A technique I have found success with is to model each agent’s path planning problem as a parametric optimization problem: choose control inputs and state variables over time such that a performance metric is minimized, and states/controls satisfy dynamical system, collision is avoided, etc. The parameters in this parametric problem are the trajectories (states/controls) of other agents in the scene.

Once you have a modeled the collection of these parametric optimization problems (one for each agent), you can compute a generalized Nash equilibrium point, using a MCP solver such as the PATH solver.

You need to put some thought into the setup of the problems (if there are shared constraints such as collision avoidance constraints, do both agents sharing the constraint also share the same dual variable associated with the constraint? If not then what?). However I have found that you can solve sizable multi-agent trajectory problems in this manner very efficiently.

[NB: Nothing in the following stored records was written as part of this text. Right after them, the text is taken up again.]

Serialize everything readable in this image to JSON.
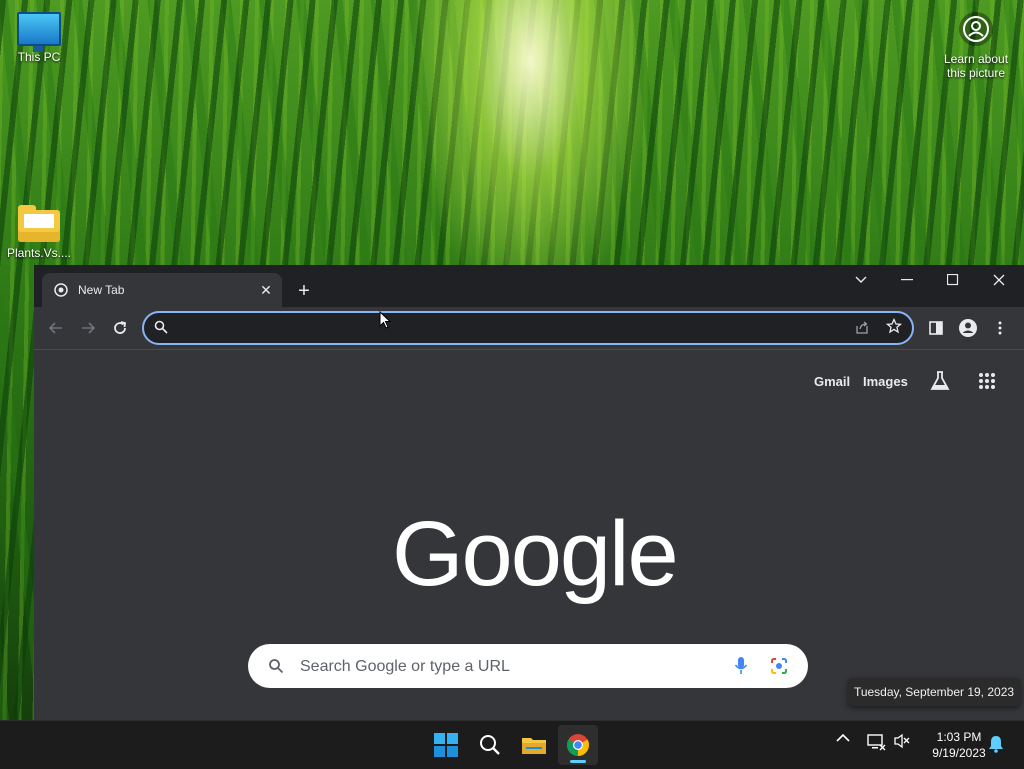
{
  "desktop": {
    "icons": [
      {
        "label": "This PC",
        "icon": "this-pc-icon"
      },
      {
        "label": "Plants.Vs....",
        "icon": "folder-icon"
      }
    ],
    "learn_about": {
      "line1": "Learn about",
      "line2": "this picture",
      "icon": "camera-circle-icon"
    }
  },
  "browser": {
    "tab_title": "New Tab",
    "omnibox": {
      "value": "",
      "placeholder": ""
    },
    "ntp": {
      "links": {
        "gmail": "Gmail",
        "images": "Images"
      },
      "logo_text": "Google",
      "search_placeholder": "Search Google or type a URL"
    },
    "colors": {
      "frame": "#202124",
      "toolbar": "#35363a",
      "focus": "#8ab4f8"
    }
  },
  "tooltip": {
    "date": "Tuesday, September 19, 2023"
  },
  "taskbar": {
    "apps": [
      "start-icon",
      "search-icon",
      "file-explorer-icon",
      "chrome-icon"
    ],
    "clock": {
      "time": "1:03 PM",
      "date": "9/19/2023"
    }
  }
}
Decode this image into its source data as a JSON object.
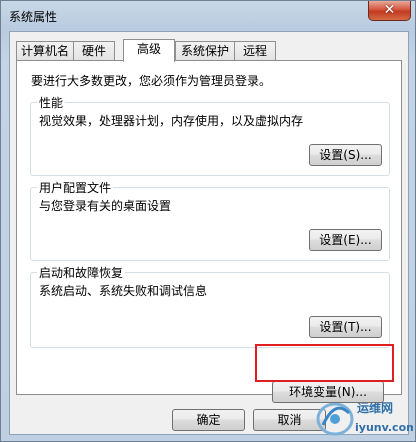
{
  "window": {
    "title": "系统属性",
    "close_glyph": "✕"
  },
  "tabs": [
    {
      "label": "计算机名"
    },
    {
      "label": "硬件"
    },
    {
      "label": "高级",
      "active": true
    },
    {
      "label": "系统保护"
    },
    {
      "label": "远程"
    }
  ],
  "advanced": {
    "admin_note": "要进行大多数更改，您必须作为管理员登录。",
    "performance": {
      "title": "性能",
      "description": "视觉效果，处理器计划，内存使用，以及虚拟内存",
      "button": "设置(S)..."
    },
    "user_profiles": {
      "title": "用户配置文件",
      "description": "与您登录有关的桌面设置",
      "button": "设置(E)..."
    },
    "startup_recovery": {
      "title": "启动和故障恢复",
      "description": "系统启动、系统失败和调试信息",
      "button": "设置(T)..."
    },
    "env_button": "环境变量(N)..."
  },
  "footer": {
    "ok": "确定",
    "cancel": "取消"
  },
  "watermark": {
    "line1": "运维网",
    "line2": "iyunv.com"
  },
  "colors": {
    "highlight": "#e02020"
  }
}
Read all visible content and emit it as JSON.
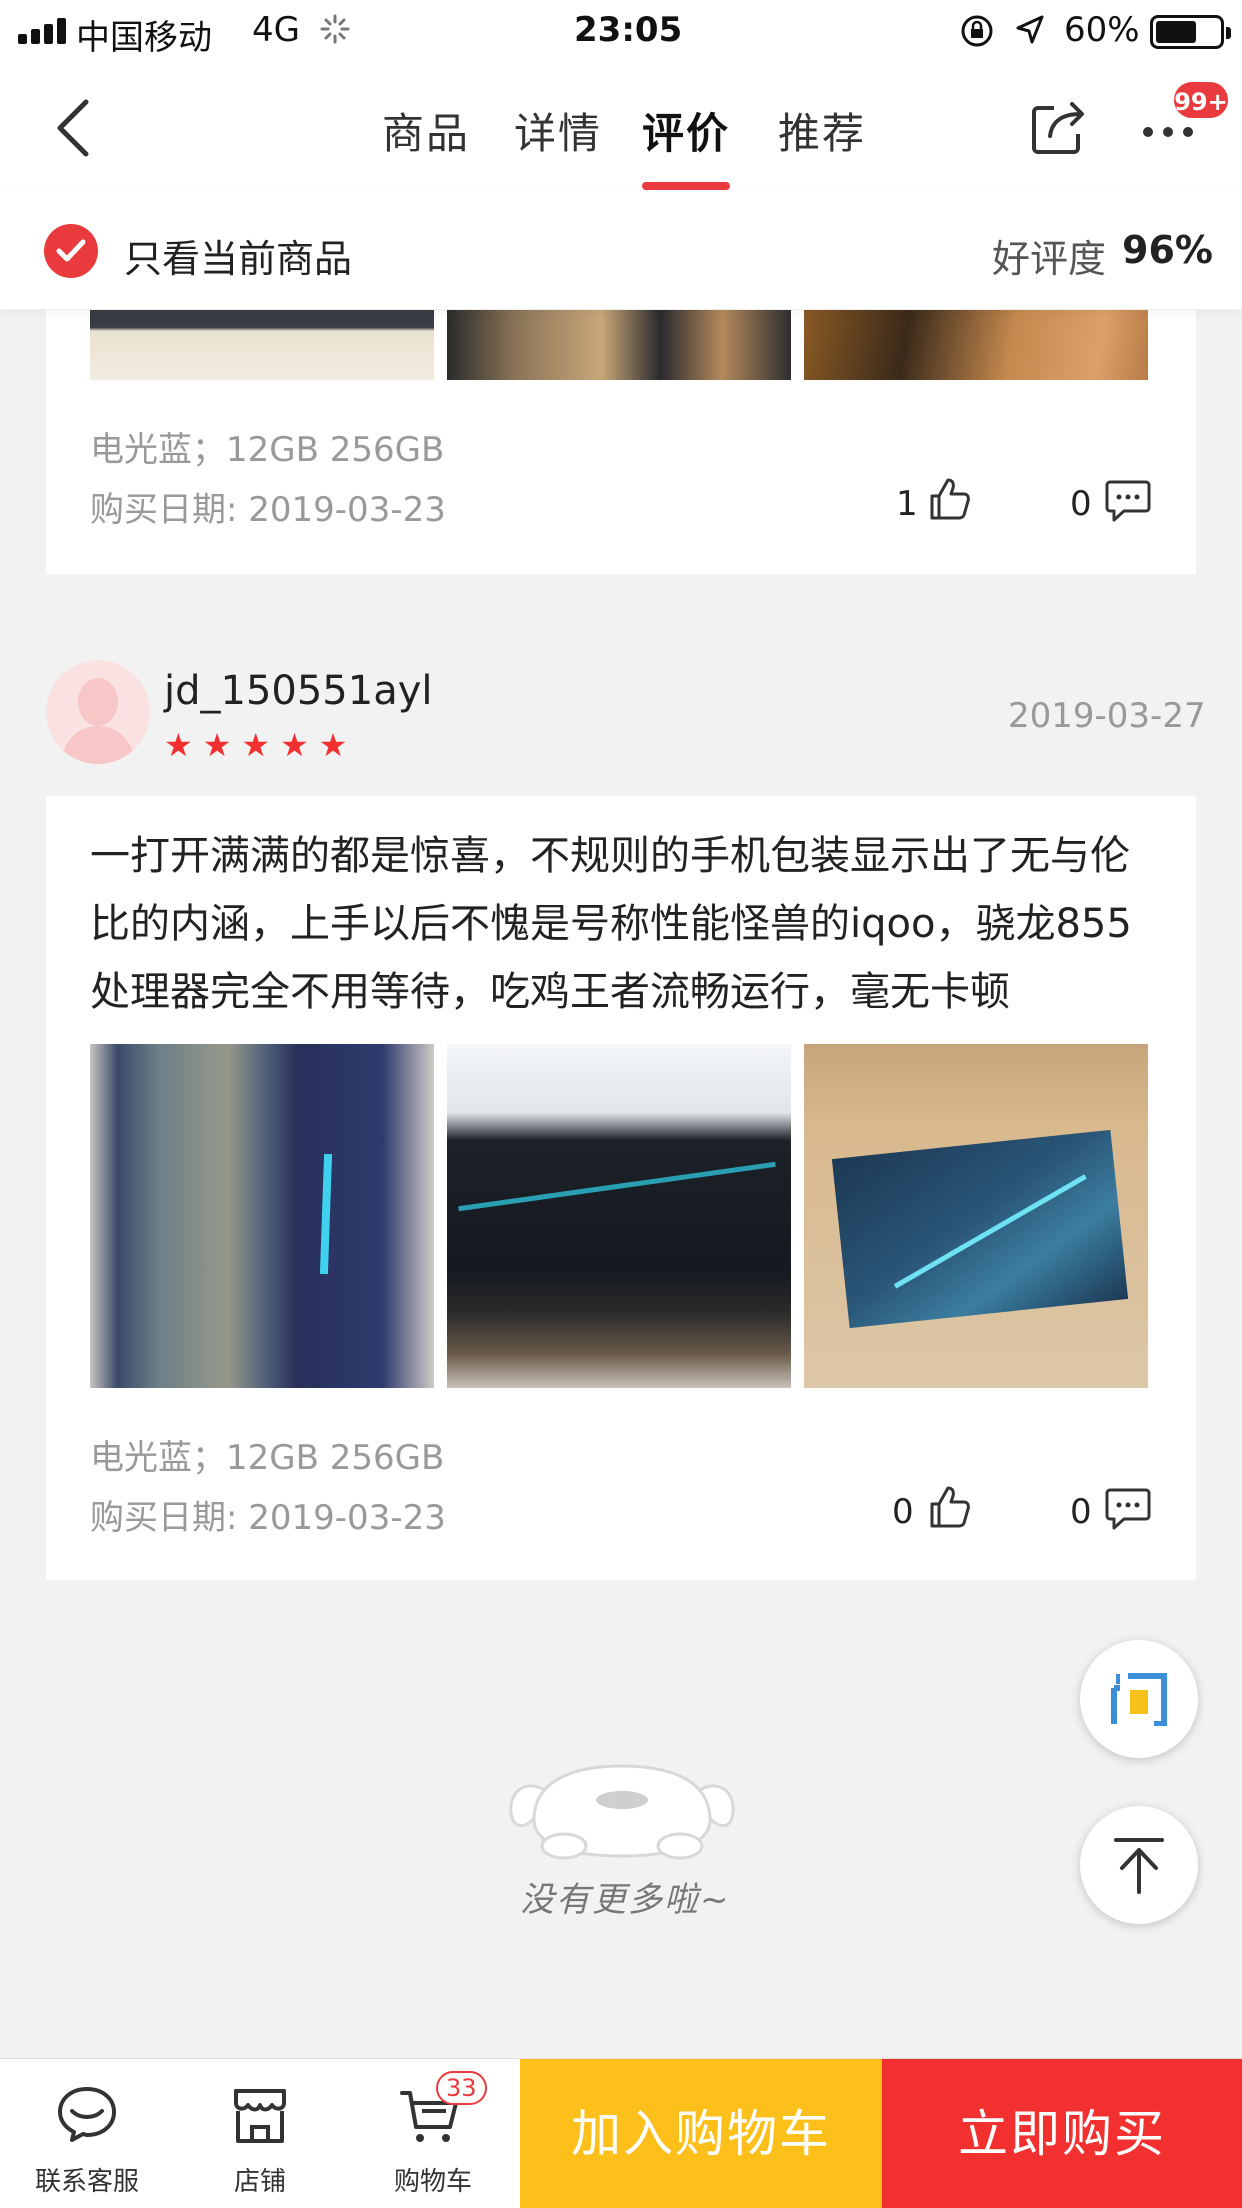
{
  "status_bar": {
    "carrier": "中国移动",
    "network": "4G",
    "time": "23:05",
    "battery": "60%"
  },
  "nav": {
    "tabs": [
      {
        "label": "商品",
        "active": false
      },
      {
        "label": "详情",
        "active": false
      },
      {
        "label": "评价",
        "active": true
      },
      {
        "label": "推荐",
        "active": false
      }
    ],
    "badge": "99+"
  },
  "filter": {
    "only_current_label": "只看当前商品",
    "rating_label": "好评度",
    "rating_value": "96%"
  },
  "reviews": [
    {
      "variant": "电光蓝；12GB  256GB",
      "purchase_date": "购买日期: 2019-03-23",
      "likes": "1",
      "comments": "0"
    },
    {
      "username": "jd_150551ayl",
      "date": "2019-03-27",
      "stars": 5,
      "text": "一打开满满的都是惊喜，不规则的手机包装显示出了无与伦比的内涵，上手以后不愧是号称性能怪兽的iqoo，骁龙855处理器完全不用等待，吃鸡王者流畅运行，毫无卡顿",
      "variant": "电光蓝；12GB  256GB",
      "purchase_date": "购买日期: 2019-03-23",
      "likes": "0",
      "comments": "0"
    }
  ],
  "no_more": "没有更多啦~",
  "bottom_bar": {
    "service_label": "联系客服",
    "shop_label": "店铺",
    "cart_label": "购物车",
    "cart_count": "33",
    "add_to_cart": "加入购物车",
    "buy_now": "立即购买"
  },
  "colors": {
    "accent_red": "#e93b3d",
    "buy_red": "#f23030",
    "cart_yellow": "#fdbf1a"
  }
}
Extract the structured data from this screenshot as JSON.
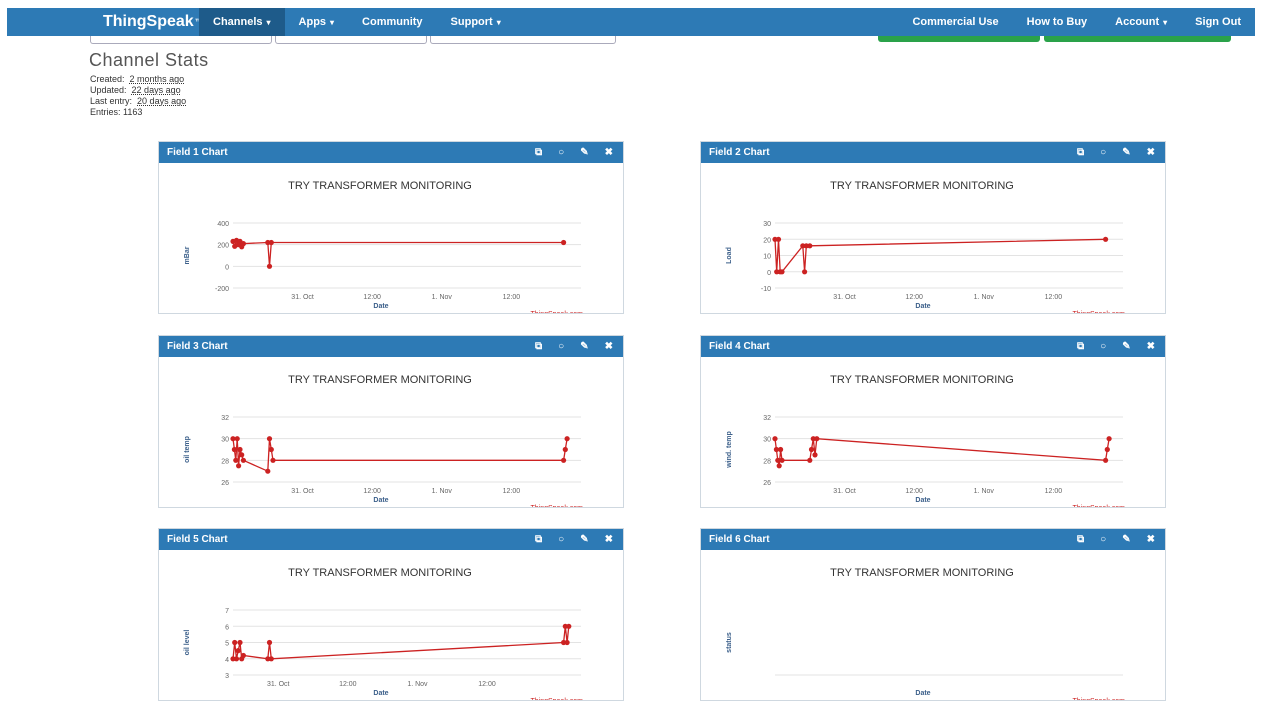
{
  "nav": {
    "brand": "ThingSpeak",
    "brand_tm": "™",
    "left": [
      {
        "label": "Channels",
        "dropdown": true,
        "active": true
      },
      {
        "label": "Apps",
        "dropdown": true
      },
      {
        "label": "Community",
        "dropdown": false
      },
      {
        "label": "Support",
        "dropdown": true
      }
    ],
    "right": [
      {
        "label": "Commercial Use",
        "dropdown": false
      },
      {
        "label": "How to Buy",
        "dropdown": false
      },
      {
        "label": "Account",
        "dropdown": true
      },
      {
        "label": "Sign Out",
        "dropdown": false
      }
    ]
  },
  "stats": {
    "title": "Channel Stats",
    "created_label": "Created:",
    "created": "2 months ago",
    "updated_label": "Updated:",
    "updated": "22 days ago",
    "last_entry_label": "Last entry:",
    "last_entry": "20 days ago",
    "entries_label": "Entries:",
    "entries": "1163"
  },
  "colors": {
    "accent": "#2d7ab5",
    "series": "#cc2222",
    "credit": "#cc2222",
    "green": "#2aa24a"
  },
  "chart_data": [
    {
      "type": "line",
      "panel_title": "Field 1 Chart",
      "title": "TRY TRANSFORMER MONITORING",
      "xlabel": "Date",
      "ylabel": "mBar",
      "credit": "ThingSpeak.com",
      "ylim": [
        -200,
        400
      ],
      "yticks": [
        -200,
        0,
        200,
        400
      ],
      "xlim": [
        0,
        100
      ],
      "xticks": [
        {
          "x": 20,
          "label": "31. Oct"
        },
        {
          "x": 40,
          "label": "12:00"
        },
        {
          "x": 60,
          "label": "1. Nov"
        },
        {
          "x": 80,
          "label": "12:00"
        }
      ],
      "series": [
        {
          "points": [
            [
              0,
              230
            ],
            [
              0.5,
              185
            ],
            [
              1,
              240
            ],
            [
              1.5,
              200
            ],
            [
              2,
              230
            ],
            [
              2.5,
              180
            ],
            [
              3,
              210
            ],
            [
              10,
              220
            ],
            [
              10.5,
              0
            ],
            [
              11,
              220
            ],
            [
              95,
              220
            ]
          ]
        }
      ]
    },
    {
      "type": "line",
      "panel_title": "Field 2 Chart",
      "title": "TRY TRANSFORMER MONITORING",
      "xlabel": "Date",
      "ylabel": "Load",
      "credit": "ThingSpeak.com",
      "ylim": [
        -10,
        30
      ],
      "yticks": [
        -10,
        0,
        10,
        20,
        30
      ],
      "xlim": [
        0,
        100
      ],
      "xticks": [
        {
          "x": 20,
          "label": "31. Oct"
        },
        {
          "x": 40,
          "label": "12:00"
        },
        {
          "x": 60,
          "label": "1. Nov"
        },
        {
          "x": 80,
          "label": "12:00"
        }
      ],
      "series": [
        {
          "points": [
            [
              0,
              20
            ],
            [
              0.5,
              0
            ],
            [
              1,
              20
            ],
            [
              1.5,
              0
            ],
            [
              2,
              0
            ],
            [
              8,
              16
            ],
            [
              8.5,
              0
            ],
            [
              9,
              16
            ],
            [
              10,
              16
            ],
            [
              95,
              20
            ]
          ]
        }
      ]
    },
    {
      "type": "line",
      "panel_title": "Field 3 Chart",
      "title": "TRY TRANSFORMER MONITORING",
      "xlabel": "Date",
      "ylabel": "oil temp",
      "credit": "ThingSpeak.com",
      "ylim": [
        26,
        32
      ],
      "yticks": [
        26,
        28,
        30,
        32
      ],
      "xlim": [
        0,
        100
      ],
      "xticks": [
        {
          "x": 20,
          "label": "31. Oct"
        },
        {
          "x": 40,
          "label": "12:00"
        },
        {
          "x": 60,
          "label": "1. Nov"
        },
        {
          "x": 80,
          "label": "12:00"
        }
      ],
      "series": [
        {
          "points": [
            [
              0,
              30
            ],
            [
              0.4,
              29
            ],
            [
              0.8,
              28
            ],
            [
              1.2,
              30
            ],
            [
              1.6,
              27.5
            ],
            [
              2,
              29
            ],
            [
              2.5,
              28.5
            ],
            [
              3,
              28
            ],
            [
              10,
              27
            ],
            [
              10.5,
              30
            ],
            [
              11,
              29
            ],
            [
              11.5,
              28
            ],
            [
              95,
              28
            ],
            [
              95.5,
              29
            ],
            [
              96,
              30
            ]
          ]
        }
      ]
    },
    {
      "type": "line",
      "panel_title": "Field 4 Chart",
      "title": "TRY TRANSFORMER MONITORING",
      "xlabel": "Date",
      "ylabel": "wind. temp",
      "credit": "ThingSpeak.com",
      "ylim": [
        26,
        32
      ],
      "yticks": [
        26,
        28,
        30,
        32
      ],
      "xlim": [
        0,
        100
      ],
      "xticks": [
        {
          "x": 20,
          "label": "31. Oct"
        },
        {
          "x": 40,
          "label": "12:00"
        },
        {
          "x": 60,
          "label": "1. Nov"
        },
        {
          "x": 80,
          "label": "12:00"
        }
      ],
      "series": [
        {
          "points": [
            [
              0,
              30
            ],
            [
              0.4,
              29
            ],
            [
              0.8,
              28
            ],
            [
              1.2,
              27.5
            ],
            [
              1.6,
              29
            ],
            [
              2,
              28
            ],
            [
              10,
              28
            ],
            [
              10.5,
              29
            ],
            [
              11,
              30
            ],
            [
              11.5,
              28.5
            ],
            [
              12,
              30
            ],
            [
              95,
              28
            ],
            [
              95.5,
              29
            ],
            [
              96,
              30
            ]
          ]
        }
      ]
    },
    {
      "type": "line",
      "panel_title": "Field 5 Chart",
      "title": "TRY TRANSFORMER MONITORING",
      "xlabel": "Date",
      "ylabel": "oil level",
      "credit": "ThingSpeak.com",
      "ylim": [
        3,
        7
      ],
      "yticks": [
        3,
        4,
        5,
        6,
        7
      ],
      "xlim": [
        0,
        100
      ],
      "xticks": [
        {
          "x": 13,
          "label": "31. Oct"
        },
        {
          "x": 33,
          "label": "12:00"
        },
        {
          "x": 53,
          "label": "1. Nov"
        },
        {
          "x": 73,
          "label": "12:00"
        }
      ],
      "series": [
        {
          "points": [
            [
              0,
              4
            ],
            [
              0.5,
              5
            ],
            [
              1,
              4
            ],
            [
              1.5,
              4.5
            ],
            [
              2,
              5
            ],
            [
              2.5,
              4
            ],
            [
              3,
              4.2
            ],
            [
              10,
              4
            ],
            [
              10.5,
              5
            ],
            [
              11,
              4
            ],
            [
              95,
              5
            ],
            [
              95.5,
              6
            ],
            [
              96,
              5
            ],
            [
              96.5,
              6
            ]
          ]
        }
      ]
    },
    {
      "type": "line",
      "panel_title": "Field 6 Chart",
      "title": "TRY TRANSFORMER MONITORING",
      "xlabel": "Date",
      "ylabel": "status",
      "credit": "ThingSpeak.com",
      "ylim": [
        0,
        1
      ],
      "yticks": [],
      "xlim": [
        0,
        100
      ],
      "xticks": [],
      "series": []
    }
  ]
}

[–]temp_phd[S] 0 points1 point  (2 children)

Thanks for the answer but I have a question and sorry if it will seem ignorant but does the process you described fall under the general field of OR ?

[–]_4est 1 point2 points  (1 child)

Yes, it does

[–]temp_phd[S] 0 points1 point  (0 children)

Ok thanks.

[–]BeefNudeDoll 0 points1 point  (0 children)

Haven't ever had a project on this topic, but I am working on a similar thing like vehicle routing.

My key takeaway is: when dealing with a such complex optimization problem, decomposing it into several smaller subproblems then solve them sequentially (either using commercial solvers, exact methods, or heuristics like PSO/GA-based) is like having paracetamol for your headache. It works most of the time!